10 atomic recall cards. Export to Anki and let spaced repetition do its slow work.

10 cards due for review

In Anki: File → Import, choose this TSV, set field separator to Tab, deck = Tokens to Embodied Minds · Ch 15, note type = Basic.

FrontBack
What does ZeRO Stage 1 shard vs Stage 3?Stage 1 shards optimizer states only. Stage 3 shards parameters, gradients, and optimizer states.
Why is TP restricted to within a NVLink node?TP requires synchronous all-reduce per layer — ~0.5ms on NVLink (900 GB/s) but ~160ms on 100 Gb/s InfiniBand.

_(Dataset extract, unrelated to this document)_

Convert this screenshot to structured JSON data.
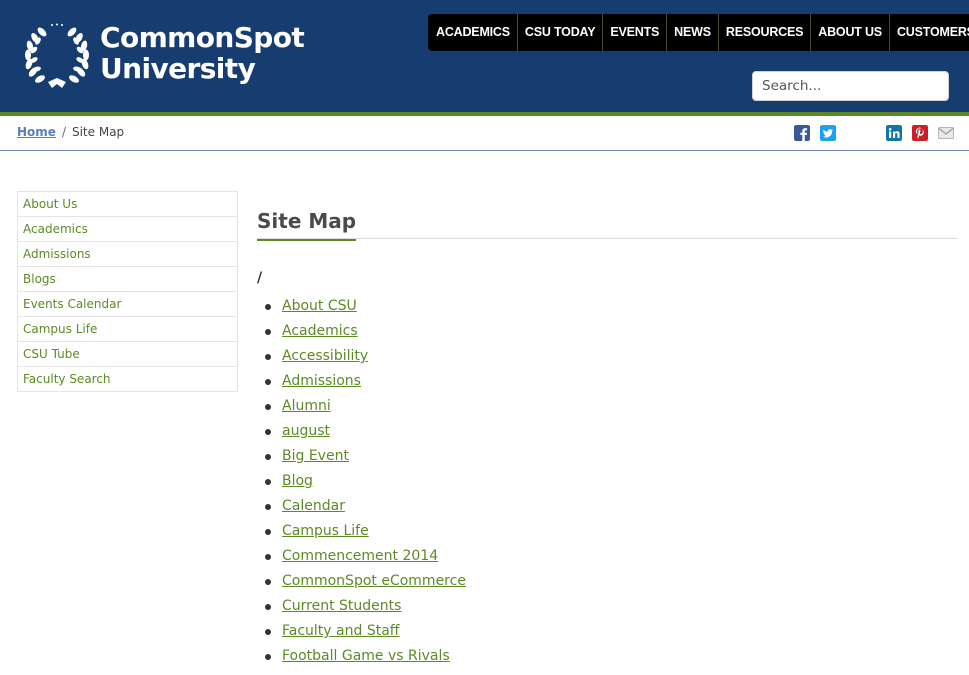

Cross-node TP latency destroys throughput.
What does FSDP all-gather before each layer's forward pass?The full parameter shard for that layer from all GPUs in the DP group, reconstructing the layer's weights locally.
What is the total memory cost (bytes per parameter) of AdamW training in BF16 with FP32 optimizer states?Roughly 16 bytes/parameter: 2 (BF16 weights) + 4 (FP32 master) + 4 (Adam m) + 4 (Adam v) + 2 (BF16 gradient) = 16.

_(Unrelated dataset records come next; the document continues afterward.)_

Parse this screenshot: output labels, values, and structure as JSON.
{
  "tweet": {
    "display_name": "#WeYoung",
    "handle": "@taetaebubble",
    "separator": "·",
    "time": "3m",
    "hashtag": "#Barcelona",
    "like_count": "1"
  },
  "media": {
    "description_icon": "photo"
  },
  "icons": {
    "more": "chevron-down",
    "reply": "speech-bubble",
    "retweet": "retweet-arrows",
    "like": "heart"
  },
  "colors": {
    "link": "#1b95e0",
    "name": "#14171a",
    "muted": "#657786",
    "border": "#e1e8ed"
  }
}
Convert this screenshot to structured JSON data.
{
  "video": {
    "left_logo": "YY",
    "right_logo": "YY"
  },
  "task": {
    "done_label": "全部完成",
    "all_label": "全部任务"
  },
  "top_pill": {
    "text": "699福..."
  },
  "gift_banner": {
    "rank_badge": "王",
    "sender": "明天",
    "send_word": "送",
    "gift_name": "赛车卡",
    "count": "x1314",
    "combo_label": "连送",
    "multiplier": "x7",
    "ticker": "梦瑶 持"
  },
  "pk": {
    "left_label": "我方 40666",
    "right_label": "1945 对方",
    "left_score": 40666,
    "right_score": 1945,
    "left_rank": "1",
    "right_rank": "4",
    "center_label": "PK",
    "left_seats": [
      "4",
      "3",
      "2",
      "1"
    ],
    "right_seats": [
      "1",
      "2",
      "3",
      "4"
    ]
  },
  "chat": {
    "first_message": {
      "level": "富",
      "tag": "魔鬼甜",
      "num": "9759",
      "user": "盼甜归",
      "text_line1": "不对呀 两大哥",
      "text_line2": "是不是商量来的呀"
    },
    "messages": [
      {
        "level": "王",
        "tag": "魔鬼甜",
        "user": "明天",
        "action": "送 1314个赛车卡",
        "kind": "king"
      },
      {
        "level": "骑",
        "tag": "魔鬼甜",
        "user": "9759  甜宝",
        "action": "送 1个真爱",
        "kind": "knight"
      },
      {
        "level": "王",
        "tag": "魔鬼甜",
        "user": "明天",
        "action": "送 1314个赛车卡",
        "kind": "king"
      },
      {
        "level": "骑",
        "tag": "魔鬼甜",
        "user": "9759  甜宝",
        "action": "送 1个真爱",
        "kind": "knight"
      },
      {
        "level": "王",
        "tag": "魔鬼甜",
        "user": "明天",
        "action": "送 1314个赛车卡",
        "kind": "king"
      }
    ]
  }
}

What does the 1F1B pipeline schedule minimize?The pipeline bubble (fraction of time GPUs are idle), reducing it to approximately 1/num_microbatches.
What is 3D parallelism?Tensor parallelism (within node) × Pipeline parallelism (across nodes) × Data parallelism (across replicas).
What is expert parallelism (EP) and when is it needed?EP assigns MoE experts to specific GPUs and routes tokens accordingly. Needed for large MoE models (DeepSeek-V3, Qwen3-MoE) where expert count exceeds per-node GPU memory.
How does gradient checkpointing trade compute for memory?It discards intermediate activations during the forward pass and recomputes them during backward, reducing activation memory ~3× at ~30% extra compute cost.
What is the communication pattern in standard DDP vs FSDP?DDP: all-reduce gradients after each backward (one communication round). FSDP: all-gather parameters before forward, reduce-scatter gradients after backward (two communication rounds per layer, but smaller per-device memory).
Which PyTorch class implements ZeRO-3?torch.distributed.fsdp.FullyShardedDataParallel (FSDP).